How do robots know what they are looking at?

You may wonder, how do robots know what they are looking at? How do robots tell the difference between dogs & cats? In this post we’ll give an introductory explanation to neural network based classifiers. Recall from how do robots learn, supervised learning is machine learning where the algorithm is trained on labeled data to predict or map input features to corresponding output labels. How can machine learning be used to tell the difference between a dog and a cat?

Supervised Machine Learning: Classification

Classification is how we describe given data and a set of unique characteristics, we can classify & recognize different objects. Basic classification used by robots to differentiate cats & dogs are done using a neural network.

What is a Neural Network?

Teaches computers to process data in a way that is inspired by the human brain’s neurons
A type of machine learning, called deep learning (due to the often large number of layers), that use interconnected nodes or “neurons” in a layered structure to transform inputs into desired outputs

What is a Neural Network “Neuron” / Node?

Mathematically, a neural network “neuron” accepts some input, that is fed to an activation function which then maps the inputs into a new form of possibly nonlinear output
Weights scale the input
Bias offsets the summation
Activation functions help encode checks for desired dimensions/traits of inputs

Classifying tree vs balloon example

We classify objects by introducing “dimensions” (variables quantifying one specific feature of the object)

Classifying gold balloon vs tree (credit: nang)

With enough dimensions, we can accurately distinguish one object from another

Each dimension could be checked in the hidden layers, the activation of which helps classify objects

What is a neural network “activation” functions?

When a model is trained, the weights & biases are modified to maximize the correctness of the output determined via an objective function
The output of all layers encode the “answer” to a question, such as the classification of an object (yes/no for each output node option)
Note only outputs in the output layer can be used to answer questions

hidden layers activation functions help look for classification features

Neural network behavior

Visual characteristics we use to differentiate cats vs dogs can be translated into classification properties as part of the activation functions of the neurons
- Size, Shape, Tail
Only if features are present will the neurons activate, leading to the desired output (i.e dog)

An image is fed as inputs, while features are extracted via activated neurons, the sum of which classify the dog or cat. Recall, from how robots see, images are just pixel values which are numbers:

All colors can be formed from red/green/blue (RGB) values
Images can be represented numerically in matrixes
Basis of computer vision

Putting it all together: Neural Network Based Dog Classifier:

Images can be represented numerically (pixel values)
Numbers can be processed mathematically with functions to identify edges in an image
The combination of edges make up features (i.e legs, tail, snout, ears)
The combination of features can classify the animal

How do robots read?

The same neural network principle can be used to classify / read numbers & letters!
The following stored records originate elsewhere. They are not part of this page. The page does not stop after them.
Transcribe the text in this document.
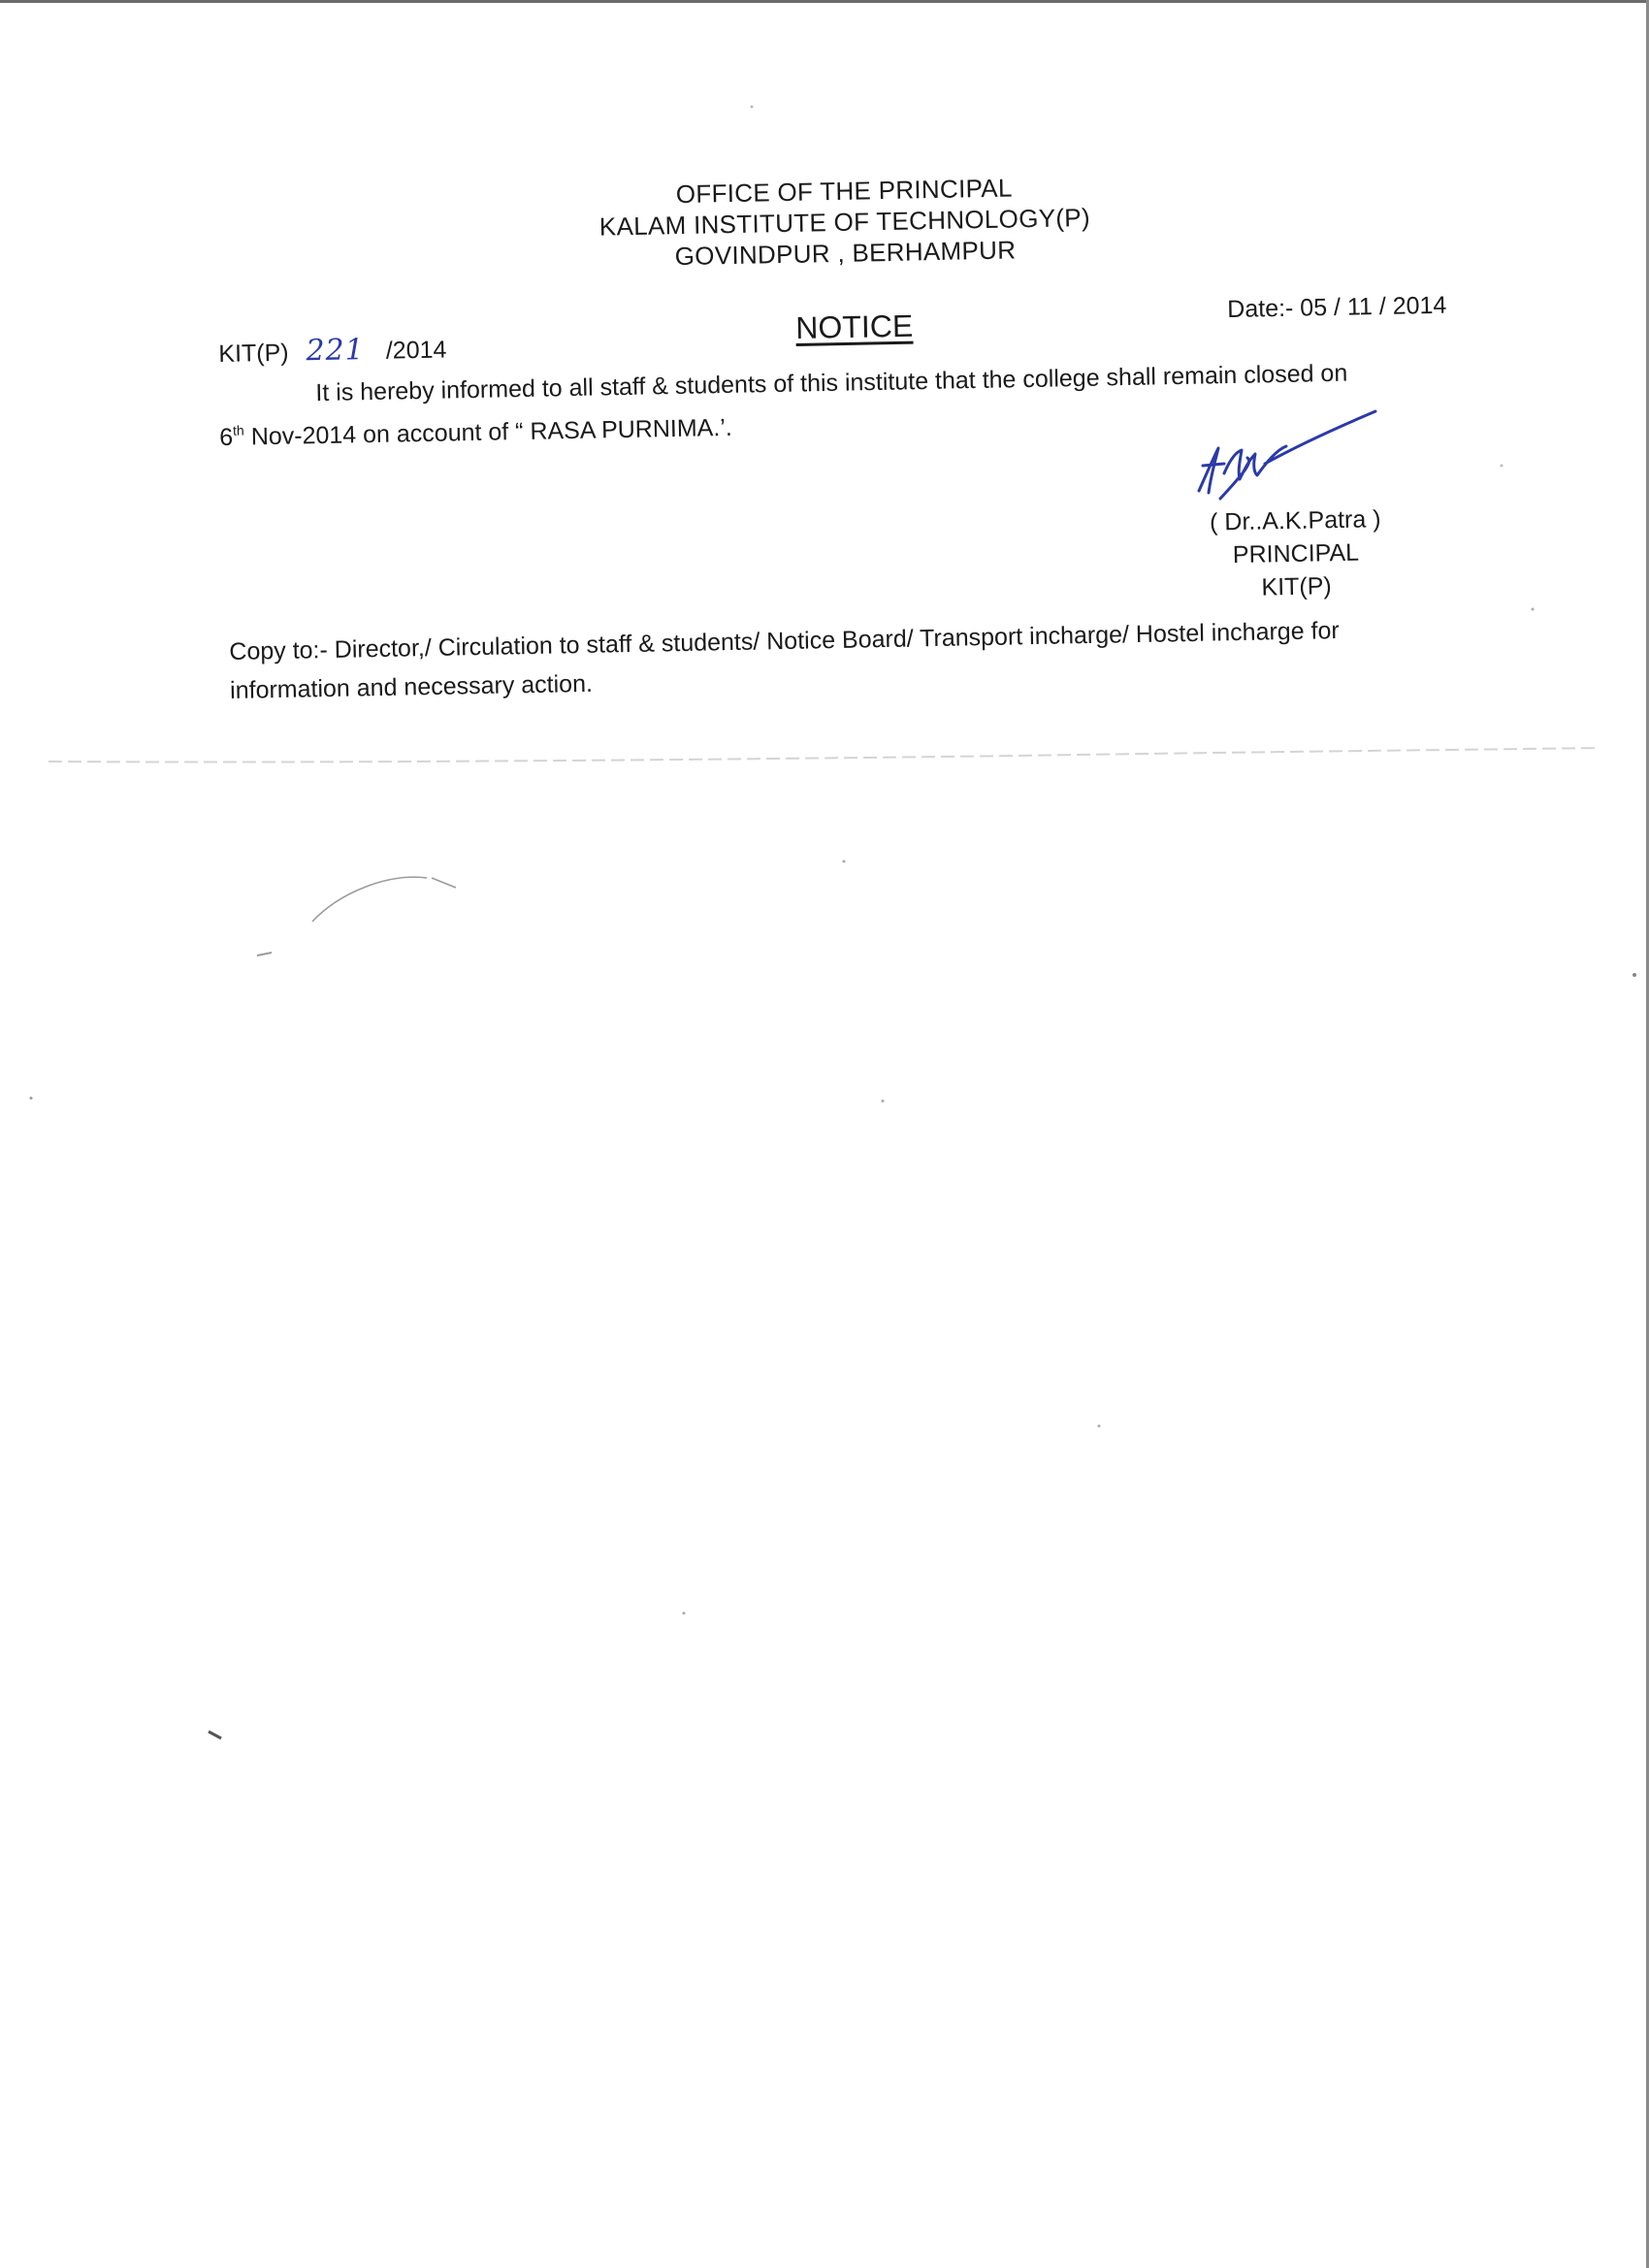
OFFICE OF THE PRINCIPAL
KALAM INSTITUTE OF TECHNOLOGY(P)
GOVINDPUR , BERHAMPUR
KIT(P) 221 /2014
NOTICE
Date:- 05 / 11 / 2014
It is hereby informed to all staff & students of this institute that the college shall remain closed on
6th Nov-2014 on account of “ RASA PURNIMA.’.
( Dr..A.K.Patra )
PRINCIPAL
KIT(P)
Copy to:- Director,/ Circulation to staff & students/ Notice Board/ Transport incharge/ Hostel incharge for
information and necessary action.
Robots can read by using text-classifiers to identify characters and numbers based on specific properties unique to each.

Image of number represented by pixels
Pixels fed into different layers which “activate” based on which parts of the image are white
The hidden layers are setup so that there is a unique property for each number (i.e, how many straight line segments vs curves does the number have)

How are the hidden layers configured to provide the correct output every time?

Machine learning models can train to find an optimal set of parameters in their hidden neural networks.

Generations reflect how often the weights & biases of our neural network had been updated/tuned to lead to more correct output
We can see with more training (generations), we’ve found an ideal set of parameters that lead to walking behavior (and better optimize an objective function such as distance walked)

We hope with this post, you learn how robots are able to know what they are looking at, by classifying images using a neural network classifier.